S. Hekemian Group entered into a contract of sale for the property back in December 2010 and this was the first chance for borough residents and business owners to see their plan for the site currently owned by United Water.

"The anchor is intended to be Inserra Supermarkets and there are a lot of benefits that can be achieved by redeveloping and moving to the new site," said Andy DelVecchio, a lawyer from the firm Beattie Padovano who represented the Hekemian Group. "We’re not likely to make everyone happy but we have come up with a concept that addresses the development of the property and also provide something to each of the stakeholders."

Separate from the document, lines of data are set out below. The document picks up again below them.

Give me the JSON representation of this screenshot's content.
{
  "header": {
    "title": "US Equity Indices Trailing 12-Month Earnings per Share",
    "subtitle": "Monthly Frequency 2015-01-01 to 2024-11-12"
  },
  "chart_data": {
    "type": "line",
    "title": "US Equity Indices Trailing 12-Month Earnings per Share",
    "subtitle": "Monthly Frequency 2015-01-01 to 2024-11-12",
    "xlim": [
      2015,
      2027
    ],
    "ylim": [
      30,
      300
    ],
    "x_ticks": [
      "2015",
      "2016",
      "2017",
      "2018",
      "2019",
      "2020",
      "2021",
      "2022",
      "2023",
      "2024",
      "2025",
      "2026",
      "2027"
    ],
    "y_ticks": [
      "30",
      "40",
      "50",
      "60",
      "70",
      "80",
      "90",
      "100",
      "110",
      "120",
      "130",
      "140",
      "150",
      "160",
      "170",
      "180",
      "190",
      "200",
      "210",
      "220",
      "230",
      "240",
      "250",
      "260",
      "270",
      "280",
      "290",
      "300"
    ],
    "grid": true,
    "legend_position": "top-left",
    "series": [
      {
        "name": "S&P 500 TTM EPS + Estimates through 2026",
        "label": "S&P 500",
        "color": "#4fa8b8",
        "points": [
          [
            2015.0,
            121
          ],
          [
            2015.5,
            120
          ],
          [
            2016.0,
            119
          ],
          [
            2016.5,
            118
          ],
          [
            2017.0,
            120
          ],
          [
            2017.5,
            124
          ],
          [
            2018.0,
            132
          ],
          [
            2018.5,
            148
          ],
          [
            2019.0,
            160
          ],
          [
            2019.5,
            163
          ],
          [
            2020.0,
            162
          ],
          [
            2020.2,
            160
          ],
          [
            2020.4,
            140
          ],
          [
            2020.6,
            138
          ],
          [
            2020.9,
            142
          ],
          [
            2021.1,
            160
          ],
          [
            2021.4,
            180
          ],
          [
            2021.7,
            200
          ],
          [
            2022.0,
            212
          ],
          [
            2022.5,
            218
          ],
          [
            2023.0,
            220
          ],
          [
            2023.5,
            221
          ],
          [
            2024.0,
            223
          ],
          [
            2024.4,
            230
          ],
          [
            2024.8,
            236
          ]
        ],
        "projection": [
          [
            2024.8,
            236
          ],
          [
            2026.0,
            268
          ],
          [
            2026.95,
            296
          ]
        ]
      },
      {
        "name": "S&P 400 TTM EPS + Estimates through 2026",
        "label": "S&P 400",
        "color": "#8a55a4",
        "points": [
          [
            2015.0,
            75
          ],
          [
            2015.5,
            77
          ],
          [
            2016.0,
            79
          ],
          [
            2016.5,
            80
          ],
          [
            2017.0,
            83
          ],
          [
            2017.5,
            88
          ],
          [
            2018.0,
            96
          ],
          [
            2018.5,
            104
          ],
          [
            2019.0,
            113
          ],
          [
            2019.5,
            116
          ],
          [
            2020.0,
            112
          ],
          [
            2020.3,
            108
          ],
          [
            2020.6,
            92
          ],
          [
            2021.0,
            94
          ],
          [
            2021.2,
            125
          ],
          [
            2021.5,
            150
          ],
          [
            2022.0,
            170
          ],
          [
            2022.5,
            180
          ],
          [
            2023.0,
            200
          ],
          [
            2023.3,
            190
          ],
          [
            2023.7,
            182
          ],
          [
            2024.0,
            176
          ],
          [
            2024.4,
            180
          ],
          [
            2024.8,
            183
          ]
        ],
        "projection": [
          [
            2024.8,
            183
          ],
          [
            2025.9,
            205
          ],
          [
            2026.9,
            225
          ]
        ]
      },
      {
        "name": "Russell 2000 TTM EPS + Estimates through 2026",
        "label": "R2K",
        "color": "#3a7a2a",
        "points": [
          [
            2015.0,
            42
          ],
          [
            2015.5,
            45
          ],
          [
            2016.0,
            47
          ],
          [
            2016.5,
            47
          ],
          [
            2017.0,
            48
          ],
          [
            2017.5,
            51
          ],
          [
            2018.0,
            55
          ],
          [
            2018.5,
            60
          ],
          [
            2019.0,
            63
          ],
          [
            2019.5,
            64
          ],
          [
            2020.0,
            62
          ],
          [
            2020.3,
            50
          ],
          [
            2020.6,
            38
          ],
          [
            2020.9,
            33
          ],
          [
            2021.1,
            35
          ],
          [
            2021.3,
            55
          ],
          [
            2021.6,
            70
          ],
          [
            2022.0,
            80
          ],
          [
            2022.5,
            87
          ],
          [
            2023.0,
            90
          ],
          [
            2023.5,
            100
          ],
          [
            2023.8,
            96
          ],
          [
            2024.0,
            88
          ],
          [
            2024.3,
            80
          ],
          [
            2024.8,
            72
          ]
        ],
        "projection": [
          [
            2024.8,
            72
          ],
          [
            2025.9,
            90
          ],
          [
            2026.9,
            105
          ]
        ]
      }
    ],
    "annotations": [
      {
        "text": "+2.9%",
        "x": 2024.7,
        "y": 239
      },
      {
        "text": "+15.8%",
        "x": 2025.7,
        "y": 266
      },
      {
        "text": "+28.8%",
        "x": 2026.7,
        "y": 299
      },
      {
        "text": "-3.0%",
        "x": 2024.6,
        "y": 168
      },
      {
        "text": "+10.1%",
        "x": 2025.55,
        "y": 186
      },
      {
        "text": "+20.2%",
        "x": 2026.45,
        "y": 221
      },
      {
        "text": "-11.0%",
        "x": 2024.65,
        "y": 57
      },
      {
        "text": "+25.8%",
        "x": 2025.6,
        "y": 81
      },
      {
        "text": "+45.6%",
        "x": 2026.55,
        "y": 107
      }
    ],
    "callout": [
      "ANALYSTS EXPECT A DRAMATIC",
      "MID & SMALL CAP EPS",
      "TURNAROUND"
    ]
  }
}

DelVecchio said the current ordinances and zoning would lend itself to the development of 50 single family units but that S. Hekemian Group would seek approval for the property to be zoned commercial. 

Inserra Supermarkets would drop the variances recently granted for the renovations proposed to their current location on River Road and would seek to avoid having to close for 15 months while the renovations take place.

"Athletic uses and their parking comprise roughly 30 percent of the property that the contract purchaser will dedicate to municipality at no cost," said DelVecchio.

The area for a potential soccer field would be "graded land" that would need to be developed but Hekemian would fully complete the parking area adjacent to it, DelVecchio said.

"It avoids forever the development of 50 homes on the property," said DelVecchio. "It avoids the school costs if the property were improved with 50 new residential homes."

DelVecchio presented a detailed chart of potential costs to the borough if the site were developed under its current residential zoning versus the proposed commercial use.

"We understand it might not meet with everyone’s vision – but again we believe when the compromises need to be made and analyzed," said DelVecchio. "It provides a lot more of something on this site and avoids the cost impacts of an 'as of right' development."